Even when they have enough information to produce a good answer, they continue processing through multiple layers, using more energy than necessary.
This is where adaptive inference comes in.
The idea is simple.
Let the model stop early if it is confident enough.
By allowing AI systems to exit the process sooner, once they reach a reliable answer, the system avoids unnecessary computation.
The impact is significant.
Energy use during predictions can drop by around 20 percent while still maintaining accuracy.
It is similar to finishing a task as soon as it is done instead of stretching it longer than needed.
3. Making better use of machines
Even with powerful hardware like GPUs and TPUs, efficiency is not guaranteed.
Think of it like a busy kitchen. You might have top-of-the-line equipment, but if tasks are not organized well, time and energy are wasted.
Himanshu’s research improves how these machines are used by organizing tasks more intelligently, reducing idle time, and combining smaller operations into more efficient ones.
This leads to better utilization of hardware, meaning the machines are doing useful work more often instead of sitting idle.
The outcome is meaningful.
Hardware efficiency increases significantly.
Energy used per task drops by about 25 percent.
It shows that efficiency is not just about better machines, but about using them more intelligently.
Why this matters beyond research
What makes this work especially meaningful is its real-world impact.
This is not just about improving numbers in a lab. It is about changing how AI systems operate at scale.
More efficient AI means lower costs for companies running large systems. It also means faster deployment of AI solutions and better accessibility, especially for organizations with limited resources.
At the same time, it reduces the environmental impact of large-scale computing.

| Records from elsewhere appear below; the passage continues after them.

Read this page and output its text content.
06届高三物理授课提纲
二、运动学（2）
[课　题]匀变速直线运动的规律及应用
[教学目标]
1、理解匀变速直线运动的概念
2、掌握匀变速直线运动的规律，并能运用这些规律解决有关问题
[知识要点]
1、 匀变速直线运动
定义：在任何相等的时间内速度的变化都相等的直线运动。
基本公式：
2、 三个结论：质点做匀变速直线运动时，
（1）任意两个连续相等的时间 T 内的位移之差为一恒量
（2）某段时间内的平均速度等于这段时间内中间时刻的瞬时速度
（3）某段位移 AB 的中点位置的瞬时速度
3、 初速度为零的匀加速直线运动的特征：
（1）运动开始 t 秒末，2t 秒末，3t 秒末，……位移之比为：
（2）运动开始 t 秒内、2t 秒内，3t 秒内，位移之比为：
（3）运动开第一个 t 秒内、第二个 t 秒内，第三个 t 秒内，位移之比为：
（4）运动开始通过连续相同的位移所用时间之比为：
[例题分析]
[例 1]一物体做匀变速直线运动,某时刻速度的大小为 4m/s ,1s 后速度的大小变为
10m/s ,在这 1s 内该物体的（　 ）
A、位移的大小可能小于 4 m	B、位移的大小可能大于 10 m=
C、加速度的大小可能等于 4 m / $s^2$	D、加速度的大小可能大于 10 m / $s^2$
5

As AI continues to expand into industries like healthcare, finance, and customer service, these improvements become even more important.
A step toward sustainable AI
There is a growing conversation around something called Green AI, which focuses on building systems that are not only intelligent but also responsible.
Himanshu Kumar’s work contributes directly to this vision.
It shows that we do not have to slow down innovation to be sustainable. Instead, we can redesign how AI works so that it delivers strong results while using fewer resources.
That shift is important.
Looking ahead
This research is an important step, but it is part of a larger journey.
There are still challenges to address, such as fine-tuning how much of the model to simplify and making these techniques easier to apply across different systems. However, the direction is clear.
The future of AI is not just about making models bigger. It is about making them more efficient in how they use time, energy, and resources.